As amostras sorológicas foram coletadas nos meses de janeiro e fevereiro de 2001, quando foram enviados dois (2) técnicos do Instituto Evandro Chagas, Serviço de Vigilância em Saúde e Ministério da Saúde com o propósito de dar apoio clínico-laboratorial ao surto epidêmico de VVZ, ocorrido entre os índios Araweté.

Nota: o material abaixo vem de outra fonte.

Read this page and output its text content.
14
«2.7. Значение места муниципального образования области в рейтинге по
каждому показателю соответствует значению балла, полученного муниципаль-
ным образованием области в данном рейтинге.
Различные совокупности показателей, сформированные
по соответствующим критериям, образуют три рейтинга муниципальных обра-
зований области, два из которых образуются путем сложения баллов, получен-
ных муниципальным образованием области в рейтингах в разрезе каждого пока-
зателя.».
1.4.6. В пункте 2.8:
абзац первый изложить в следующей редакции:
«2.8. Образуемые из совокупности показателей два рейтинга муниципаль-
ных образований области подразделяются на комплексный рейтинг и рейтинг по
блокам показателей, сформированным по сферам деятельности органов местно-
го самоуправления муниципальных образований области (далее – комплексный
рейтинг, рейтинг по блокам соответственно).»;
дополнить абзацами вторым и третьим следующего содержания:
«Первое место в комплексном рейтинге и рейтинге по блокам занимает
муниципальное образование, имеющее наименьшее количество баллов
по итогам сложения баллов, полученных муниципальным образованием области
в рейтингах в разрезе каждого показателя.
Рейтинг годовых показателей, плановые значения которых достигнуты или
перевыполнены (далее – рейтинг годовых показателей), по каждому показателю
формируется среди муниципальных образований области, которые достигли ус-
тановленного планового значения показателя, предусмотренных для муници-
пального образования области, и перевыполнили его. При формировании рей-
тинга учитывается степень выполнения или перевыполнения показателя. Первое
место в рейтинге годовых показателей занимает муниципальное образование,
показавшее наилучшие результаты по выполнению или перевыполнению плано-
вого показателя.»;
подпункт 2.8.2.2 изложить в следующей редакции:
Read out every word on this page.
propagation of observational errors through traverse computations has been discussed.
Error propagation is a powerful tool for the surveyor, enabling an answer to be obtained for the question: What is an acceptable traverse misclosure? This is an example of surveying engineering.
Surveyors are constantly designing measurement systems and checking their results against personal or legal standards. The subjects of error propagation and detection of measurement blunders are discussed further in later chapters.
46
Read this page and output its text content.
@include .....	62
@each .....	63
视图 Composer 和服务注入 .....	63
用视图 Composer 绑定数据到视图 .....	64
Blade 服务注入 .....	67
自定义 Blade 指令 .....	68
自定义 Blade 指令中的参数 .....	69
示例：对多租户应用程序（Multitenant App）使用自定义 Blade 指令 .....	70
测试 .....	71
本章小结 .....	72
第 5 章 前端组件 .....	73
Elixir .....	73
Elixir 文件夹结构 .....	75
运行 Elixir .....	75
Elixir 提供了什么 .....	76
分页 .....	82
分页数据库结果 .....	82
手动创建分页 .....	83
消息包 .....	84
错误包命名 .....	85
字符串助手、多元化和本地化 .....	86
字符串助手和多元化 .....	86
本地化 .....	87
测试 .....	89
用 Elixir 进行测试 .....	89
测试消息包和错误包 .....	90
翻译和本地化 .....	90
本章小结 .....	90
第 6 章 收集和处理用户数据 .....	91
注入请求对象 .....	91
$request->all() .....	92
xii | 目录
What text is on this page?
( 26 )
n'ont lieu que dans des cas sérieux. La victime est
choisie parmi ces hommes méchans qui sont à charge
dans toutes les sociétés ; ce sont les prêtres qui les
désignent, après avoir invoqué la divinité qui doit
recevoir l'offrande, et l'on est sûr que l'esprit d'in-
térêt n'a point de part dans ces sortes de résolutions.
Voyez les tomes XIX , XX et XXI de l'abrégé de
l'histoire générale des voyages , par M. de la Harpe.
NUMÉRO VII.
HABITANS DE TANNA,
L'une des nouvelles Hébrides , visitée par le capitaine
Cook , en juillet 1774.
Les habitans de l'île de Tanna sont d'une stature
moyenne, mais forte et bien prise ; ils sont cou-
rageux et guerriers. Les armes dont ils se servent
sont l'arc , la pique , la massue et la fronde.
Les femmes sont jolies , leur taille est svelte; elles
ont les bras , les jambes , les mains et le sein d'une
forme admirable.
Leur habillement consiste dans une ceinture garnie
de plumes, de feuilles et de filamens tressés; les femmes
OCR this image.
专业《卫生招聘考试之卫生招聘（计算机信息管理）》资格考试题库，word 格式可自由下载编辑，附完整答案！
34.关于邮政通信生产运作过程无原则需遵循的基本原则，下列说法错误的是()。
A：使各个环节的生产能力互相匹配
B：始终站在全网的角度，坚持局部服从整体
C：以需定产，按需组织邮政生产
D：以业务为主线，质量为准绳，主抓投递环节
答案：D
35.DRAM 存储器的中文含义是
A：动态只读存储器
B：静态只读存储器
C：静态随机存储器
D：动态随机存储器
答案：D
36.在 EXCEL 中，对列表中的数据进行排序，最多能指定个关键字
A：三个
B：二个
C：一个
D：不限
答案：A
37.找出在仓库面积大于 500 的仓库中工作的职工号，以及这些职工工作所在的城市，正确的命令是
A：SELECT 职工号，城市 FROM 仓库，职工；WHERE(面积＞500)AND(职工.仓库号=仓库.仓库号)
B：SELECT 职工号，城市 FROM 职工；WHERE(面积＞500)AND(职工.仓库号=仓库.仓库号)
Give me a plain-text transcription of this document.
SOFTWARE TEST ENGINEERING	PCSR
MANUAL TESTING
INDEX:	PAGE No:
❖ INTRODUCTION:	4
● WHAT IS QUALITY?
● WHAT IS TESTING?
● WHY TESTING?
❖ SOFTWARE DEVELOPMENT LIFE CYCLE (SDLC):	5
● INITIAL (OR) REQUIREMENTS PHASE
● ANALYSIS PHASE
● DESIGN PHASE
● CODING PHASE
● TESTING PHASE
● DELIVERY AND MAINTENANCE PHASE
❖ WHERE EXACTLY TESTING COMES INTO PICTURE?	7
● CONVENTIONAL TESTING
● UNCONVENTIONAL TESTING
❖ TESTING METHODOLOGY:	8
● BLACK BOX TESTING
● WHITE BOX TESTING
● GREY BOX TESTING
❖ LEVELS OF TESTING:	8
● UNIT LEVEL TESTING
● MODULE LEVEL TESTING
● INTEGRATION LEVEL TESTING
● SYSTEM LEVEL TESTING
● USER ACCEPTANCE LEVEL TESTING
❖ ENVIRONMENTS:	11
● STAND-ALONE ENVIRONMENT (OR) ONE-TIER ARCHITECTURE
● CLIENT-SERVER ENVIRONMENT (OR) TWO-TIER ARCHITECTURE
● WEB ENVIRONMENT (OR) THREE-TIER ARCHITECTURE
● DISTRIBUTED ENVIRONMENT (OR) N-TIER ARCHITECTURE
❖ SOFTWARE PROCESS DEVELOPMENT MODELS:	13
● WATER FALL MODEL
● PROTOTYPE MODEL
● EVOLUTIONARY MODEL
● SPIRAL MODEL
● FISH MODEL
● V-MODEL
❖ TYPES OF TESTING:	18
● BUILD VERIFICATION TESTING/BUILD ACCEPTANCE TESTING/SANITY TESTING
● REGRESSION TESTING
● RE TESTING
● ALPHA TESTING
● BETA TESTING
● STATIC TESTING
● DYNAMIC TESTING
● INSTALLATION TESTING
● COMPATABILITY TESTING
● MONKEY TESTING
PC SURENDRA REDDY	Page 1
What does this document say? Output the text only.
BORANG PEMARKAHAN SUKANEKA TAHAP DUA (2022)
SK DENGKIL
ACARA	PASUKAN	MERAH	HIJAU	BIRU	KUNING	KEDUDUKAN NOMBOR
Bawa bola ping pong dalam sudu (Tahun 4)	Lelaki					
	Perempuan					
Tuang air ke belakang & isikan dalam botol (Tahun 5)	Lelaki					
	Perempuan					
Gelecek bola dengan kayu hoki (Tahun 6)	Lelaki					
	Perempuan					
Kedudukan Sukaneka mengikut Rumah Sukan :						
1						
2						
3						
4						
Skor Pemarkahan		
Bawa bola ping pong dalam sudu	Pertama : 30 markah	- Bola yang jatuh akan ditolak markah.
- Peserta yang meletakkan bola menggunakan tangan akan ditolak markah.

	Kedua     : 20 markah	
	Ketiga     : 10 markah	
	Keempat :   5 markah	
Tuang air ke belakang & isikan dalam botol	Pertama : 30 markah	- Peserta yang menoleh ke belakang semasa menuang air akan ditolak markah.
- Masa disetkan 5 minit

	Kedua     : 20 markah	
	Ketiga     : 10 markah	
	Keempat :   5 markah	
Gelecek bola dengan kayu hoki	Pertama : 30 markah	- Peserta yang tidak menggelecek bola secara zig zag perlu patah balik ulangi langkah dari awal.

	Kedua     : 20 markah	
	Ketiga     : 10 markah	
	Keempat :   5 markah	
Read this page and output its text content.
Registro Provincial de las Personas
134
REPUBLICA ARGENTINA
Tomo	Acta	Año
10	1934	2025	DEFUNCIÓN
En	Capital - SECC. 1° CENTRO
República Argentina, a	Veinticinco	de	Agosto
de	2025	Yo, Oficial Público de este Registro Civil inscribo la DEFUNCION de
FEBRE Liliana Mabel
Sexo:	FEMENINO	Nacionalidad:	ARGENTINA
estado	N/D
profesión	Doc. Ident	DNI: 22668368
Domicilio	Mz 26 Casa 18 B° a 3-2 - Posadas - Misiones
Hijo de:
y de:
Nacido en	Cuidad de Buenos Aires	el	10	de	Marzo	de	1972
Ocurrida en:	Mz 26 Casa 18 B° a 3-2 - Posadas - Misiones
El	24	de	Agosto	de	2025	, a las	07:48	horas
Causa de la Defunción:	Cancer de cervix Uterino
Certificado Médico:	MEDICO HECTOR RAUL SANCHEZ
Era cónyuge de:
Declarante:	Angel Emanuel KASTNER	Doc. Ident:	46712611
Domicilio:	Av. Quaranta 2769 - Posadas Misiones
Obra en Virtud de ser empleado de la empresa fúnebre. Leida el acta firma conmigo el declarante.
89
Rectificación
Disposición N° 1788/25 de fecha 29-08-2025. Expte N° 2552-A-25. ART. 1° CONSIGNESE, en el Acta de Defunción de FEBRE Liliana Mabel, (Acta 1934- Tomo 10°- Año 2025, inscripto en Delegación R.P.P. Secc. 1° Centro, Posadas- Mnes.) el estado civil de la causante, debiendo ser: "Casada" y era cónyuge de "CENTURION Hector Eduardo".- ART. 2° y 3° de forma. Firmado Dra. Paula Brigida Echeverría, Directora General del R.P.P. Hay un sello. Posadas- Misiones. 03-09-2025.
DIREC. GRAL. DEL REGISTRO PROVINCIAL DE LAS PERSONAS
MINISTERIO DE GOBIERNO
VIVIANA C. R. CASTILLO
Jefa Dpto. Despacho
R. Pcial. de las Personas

Analisados 357 soros de índios Arawaté, pertencentes às tribos Apiterewa (9), Arara (56), Bakaja (6), Curuá (14), Curuaia (30), Ipixuna (63), Juruna (5), Kaiapó (20), Kararaô (27), Koatinemo (39), Parakana (21), Pat-Kro (7), Tukaman (9), Xingu (38), Xipaia (13).

Procedimento

Todos os espécimes foram analisados pelo método imunoenzimático quanto à presença de anticorpos IgG para VVZ (ELISA), ("Kit" da "Clark LaboratoriesTM", Jammestown-NY-EUA). Segundo BAKERMANN (1980), a técnica utilizada apresenta taxas de sensibilidade e especificidade de 99,4% e 97%, respectivamente (Figura 1).13

 

 

Análise estatística

Os dados foram analisados, essencialmente, com o recurso de um "software" (Epi-info/ versão 6.0) – "Centers for Disease Control and Prevention", Atlanta, Geórgia, EUA. Os testes estatísticos compreenderam: o qui-quadrado (x2), com a correção de Yates e teste exato de Fisher, quando apropriados.

 

RESULTADOS

Do total de 357 amostras sorológicas de indivíduos da comunidade indígena Araweté analisadas, 48,5% (173/357) eram do sexo masculino e 51,5% (184/357) do feminino. Em 83,2% (297/357) do total observou-se a presença de anticorpos da classe IgG para o vírus varicela zoster (figura 2). O sexo feminino foi mais acometido que o masculino, com 88% (162/184) e 78% (135/173), respectivamente. Nos grupos etários de ≤ 10 anos, 11-20, 21-30, 31 a 40 e >40 anos, verificaram-se índices de prevalência de 76,1%, 94,5%, 88,6%, 97,1% e 73,9%, respectivamente, para os casos estudados nesse período. Os índices de soropositividade nas aldeias variaram de 35% a 100% (tabela 1).

 

 

 

 

DISCUSSÃO

Os achados revelaram o elevado índice de soropositividade de 83,2% (297/357), se comparados com estudos prévios conduzidos por BLACK et al., (1970)10 em que somente 41% (21/51) dos indivíduos da comunidade indígena Tiriyó possuíam anticorpos para esses vírus. Os índices encontrados na comunidade indígena Araweté de soropositividade do anti-VVZ em todos os grupos etários foram elevados, dados estes similares aos de CLEMENS et al., (1999),14 em estudos realizados em populações urbanas de algumas capitais brasileiras, como Rio de Janeiro (83,3%), Porto Alegre (83,7%), e Fortaleza (89%), evidenciando-se uma forte correlação com a idade, principalmente, no grupo de crianças até 11 anos.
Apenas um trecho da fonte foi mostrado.